Inspiration
We were inspired by Steven Universe Soundtrack Attack, which has classic guitar-hero style rhythm gameplay with what appears to be a platformer playing in the background; the platformer seemed to be manually made, but we wanted to be able to computationally create levels for a rhythm game.
What it does
The game spawns enemies at times based on different sounds in the song.
How we built it
We used Python to get data about the amplitudes of a wave file in the time domain, split the song into equal-length segments of half a second, and applied an unsupervised clustering machine learning algorithm to group
Challenges we ran into
Reading the amplitudes of a wave file is difficult; we needed to convert from bits. Initially, we tried training the learning algorithm based on a large collection of songs; processing these songs into a format for our learning algorithm took upwards of two hours. Afterwards, we had 3 million training samples but found that song segments would most often be grouped based on similarities within the songs and not differences between individual sounds in a song; first, we attempted to solve this through normalizing the data, but because of the long time required to process songs, we switched to clustering the sound segments based only on the single input song. We also initially had too short segments, resulting in impossibly fast spawning elements; the segment length was adjusted from 40 milliseconds to 0.5 seconds. We had been clustering segments based on the magnitude of the power spectrum found with the Fourier transform of each segment; however, we found that simply using the magnitude of the amplitudes worked much better for identifying significant differences in sounds over time. Some songs would result in very uneven clusters, resulting in too many or too few enemies spawning. We attempted solving this by trying different clustering algorithms with different parameters, There were unexpected problems with appropriate collision behavior.

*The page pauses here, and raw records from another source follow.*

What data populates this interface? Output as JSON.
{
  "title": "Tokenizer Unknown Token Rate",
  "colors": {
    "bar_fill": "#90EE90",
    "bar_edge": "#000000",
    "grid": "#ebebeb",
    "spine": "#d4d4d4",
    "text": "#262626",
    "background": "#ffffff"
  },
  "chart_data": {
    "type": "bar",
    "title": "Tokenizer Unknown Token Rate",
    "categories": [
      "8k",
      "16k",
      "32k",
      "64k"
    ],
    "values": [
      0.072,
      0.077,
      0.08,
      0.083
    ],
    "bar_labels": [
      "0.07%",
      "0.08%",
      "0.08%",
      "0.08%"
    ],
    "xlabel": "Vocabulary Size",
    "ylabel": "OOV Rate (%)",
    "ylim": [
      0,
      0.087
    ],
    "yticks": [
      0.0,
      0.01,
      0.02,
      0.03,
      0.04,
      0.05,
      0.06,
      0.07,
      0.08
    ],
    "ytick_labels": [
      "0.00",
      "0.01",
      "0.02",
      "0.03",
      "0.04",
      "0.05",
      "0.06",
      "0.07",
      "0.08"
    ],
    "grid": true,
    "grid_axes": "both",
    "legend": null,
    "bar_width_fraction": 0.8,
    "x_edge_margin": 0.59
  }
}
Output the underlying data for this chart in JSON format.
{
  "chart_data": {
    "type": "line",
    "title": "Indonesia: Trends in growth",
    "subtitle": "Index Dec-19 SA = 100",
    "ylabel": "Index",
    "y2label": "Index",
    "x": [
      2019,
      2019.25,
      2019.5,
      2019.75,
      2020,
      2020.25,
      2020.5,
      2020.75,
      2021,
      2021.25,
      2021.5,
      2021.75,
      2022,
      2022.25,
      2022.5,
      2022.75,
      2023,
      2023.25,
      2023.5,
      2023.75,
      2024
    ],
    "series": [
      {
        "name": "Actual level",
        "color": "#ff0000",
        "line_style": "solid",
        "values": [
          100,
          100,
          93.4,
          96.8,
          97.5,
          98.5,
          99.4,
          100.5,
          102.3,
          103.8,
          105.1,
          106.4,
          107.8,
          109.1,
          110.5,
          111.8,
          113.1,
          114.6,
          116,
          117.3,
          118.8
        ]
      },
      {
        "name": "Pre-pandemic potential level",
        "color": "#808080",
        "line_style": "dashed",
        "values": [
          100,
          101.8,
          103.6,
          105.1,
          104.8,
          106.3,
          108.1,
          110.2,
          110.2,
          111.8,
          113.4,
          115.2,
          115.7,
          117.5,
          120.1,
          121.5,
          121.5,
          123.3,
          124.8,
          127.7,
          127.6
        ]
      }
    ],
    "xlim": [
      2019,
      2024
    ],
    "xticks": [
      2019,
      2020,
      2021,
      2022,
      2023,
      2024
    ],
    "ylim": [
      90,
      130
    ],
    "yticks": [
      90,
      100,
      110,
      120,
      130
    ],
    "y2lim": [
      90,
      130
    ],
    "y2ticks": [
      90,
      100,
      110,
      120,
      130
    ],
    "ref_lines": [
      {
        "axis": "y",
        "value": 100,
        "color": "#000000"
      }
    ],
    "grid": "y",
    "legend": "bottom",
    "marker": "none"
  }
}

Accomplishments that we're proud of
The game visibly responds to the rhythm of upbeat songs.
What we learned
One member of the group had experience with audio processing and machine learning, while the other had experience with game development; thus, we each learned valuable skills from one another. We also learned pros and cons of different clustering algorithms.
What's next for RG&RG's Rhythm Game: Rover Go!
We'd like to fix collisions in the game, add winning conditions, add powerups, and increase the accuracy of signal processing.